ECONOMYNEXT – Chandrika Kumaratunga says she “doesn’t know whether to laugh or to cry” when she sees what has happened to her beloved Sri Lanka Freedom Party (SLFP).
“It is the party that I grew up with, it is the party that fed me and its supporters brought me to power for eleven years,” the former President said in her first official public reaction to the massive victory that the Sri Lanka Podujana Peramuna won in this month’s Parliamentary General Election.
“I have been looking for the SLFP all over the place, but I can’t find it anywhere,” she said with wry humour.
She blamed former President Maithripala Sirisena for “destroying the party, a process that was begun by Mahinda Rajapaksa. Mahinda began the rot and did it subtly but Sirisena finished it off in the most base and dirty way,” she said.
Finally, Sirisena was hoping for a plum Ministry but went away empty-handed, she said.
And the Ministries that the rest of the SLFP MPs have been given are a joke, she said.
“There are no institutions under them, so how can they do any work?” she asked.
“How can they help their supporters? If they can’t help them, then the party is finished.”
The General Secretary of the SLFP has been given a State Ministry of Batik and Handlooms.
But she appeared optimistic that 16 SLFP members had won seats. “We got much fewer nominations, but almost everyone who contested won,” she claimed.
“They had a hard time, as the SLPP members campaigned against them,” she said. “Mostly it was the members who had left the SLFP and joined the SLPP,” she said.
Kumaratunga also bemoaned the fact that the United National Party (UNP) had also lost badly.
“Today the UNP has broken up and its pieces are lying everywhere,” she said.
“It is sad that the UNP and the SLFP the two oldest and strongest parties in the country that safeguarded democracy in this country for so long have met this fate,” she said.
The Opposition is extremely weak as they have no strong leader, she said.

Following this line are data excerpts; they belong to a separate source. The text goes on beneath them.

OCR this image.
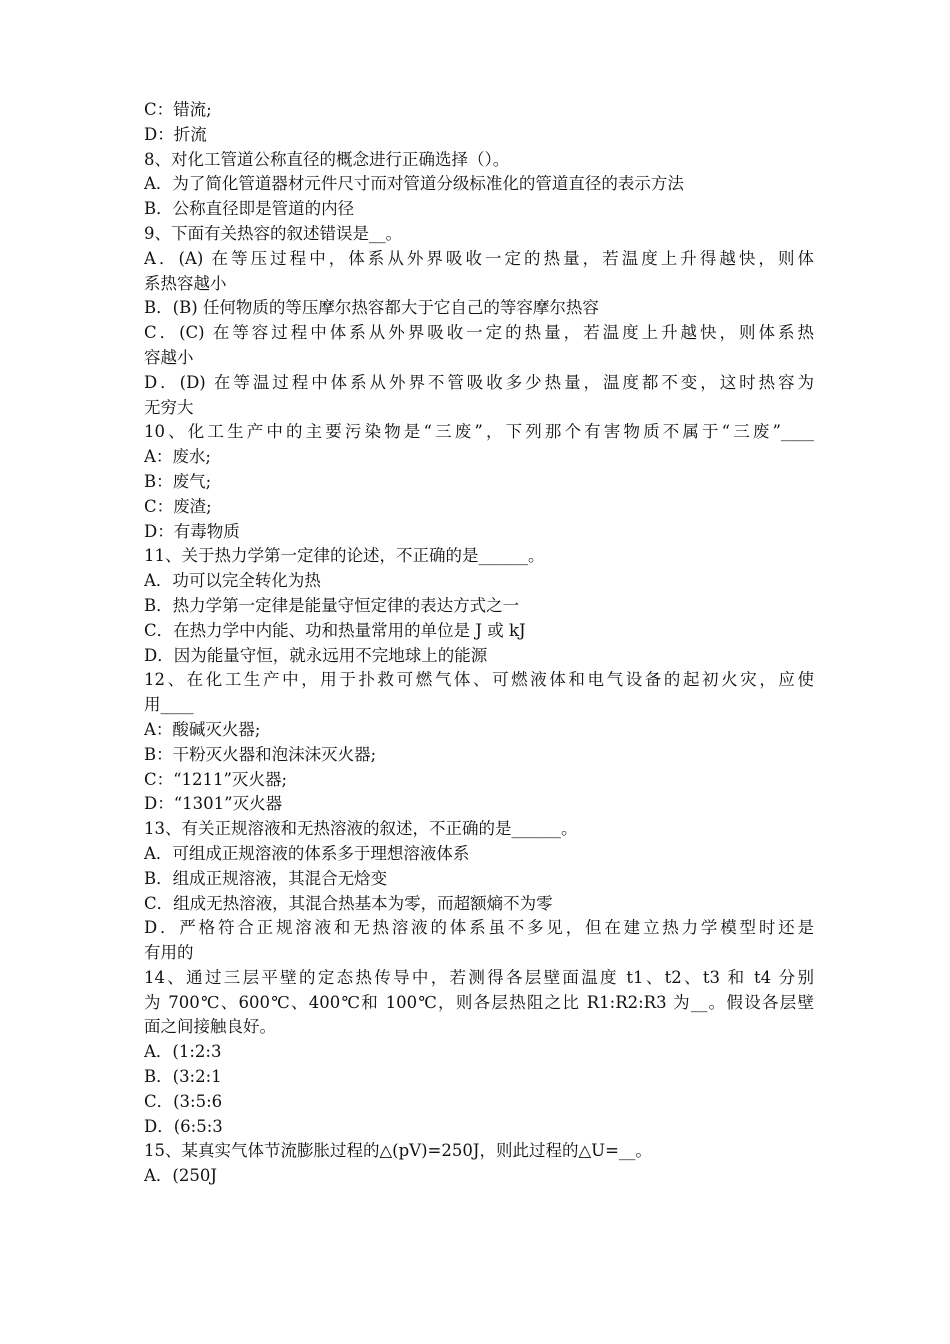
C：错流;
D：折流
8、对化工管道公称直径的概念进行正确选择（）。
A．为了简化管道器材元件尺寸而对管道分级标准化的管道直径的表示方法
B．公称直径即是管道的内径
9、下面有关热容的叙述错误是__。
A．(A) 在等压过程中，体系从外界吸收一定的热量，若温度上升得越快，则体
系热容越小
B．(B) 任何物质的等压摩尔热容都大于它自己的等容摩尔热容
C．(C) 在等容过程中体系从外界吸收一定的热量，若温度上升越快，则体系热
容越小
D．(D) 在等温过程中体系从外界不管吸收多少热量，温度都不变，这时热容为
无穷大
10、化工生产中的主要污染物是“三废”，下列那个有害物质不属于“三废”____
A：废水;
B：废气;
C：废渣;
D：有毒物质
11、关于热力学第一定律的论述，不正确的是______。
A．功可以完全转化为热
B．热力学第一定律是能量守恒定律的表达方式之一
C．在热力学中内能、功和热量常用的单位是 J 或 kJ
D．因为能量守恒，就永远用不完地球上的能源
12、在化工生产中，用于扑救可燃气体、可燃液体和电气设备的起初火灾，应使
用____
A：酸碱灭火器;
B：干粉灭火器和泡沫沫灭火器;
C：“1211”灭火器;
D：“1301”灭火器
13、有关正规溶液和无热溶液的叙述，不正确的是______。
A．可组成正规溶液的体系多于理想溶液体系
B．组成正规溶液，其混合无焓变
C．组成无热溶液，其混合热基本为零，而超额熵不为零
D．严格符合正规溶液和无热溶液的体系虽不多见，但在建立热力学模型时还是
有用的
14、通过三层平壁的定态热传导中，若测得各层壁面温度 t1、t2、t3 和 t4 分别
为 700℃、600℃、400℃和 100℃，则各层热阻之比 R1:R2:R3 为__。假设各层壁
面之间接触良好。
A．(1:2:3
B．(3:2:1
C．(3:5:6
D．(6:5:3
15、某真实气体节流膨胀过程的△(pV)=250J，则此过程的△U=__。
A．(250J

“It has been proved that a party with a strong leader can win elections. I don’t agree with Mahinda Rajapaksa’s policies or his way of doing things, but he is a strong leader.”
She says today’s politics has reduced the relationship the citizen has with their leaders to one that everybody has to kneel down before those in power to beg for what is rightfully theirs.
“After they have skinned their knees and can’t kneel down anymore they will get nothing.”
Despite her criticism, Kumaratunga ruled out an active role in politics for her in the future.
“The last time they dragged me back to build a coalition to make a change. But the two people that were put in charge to ensure that change took place destroyed that completely.”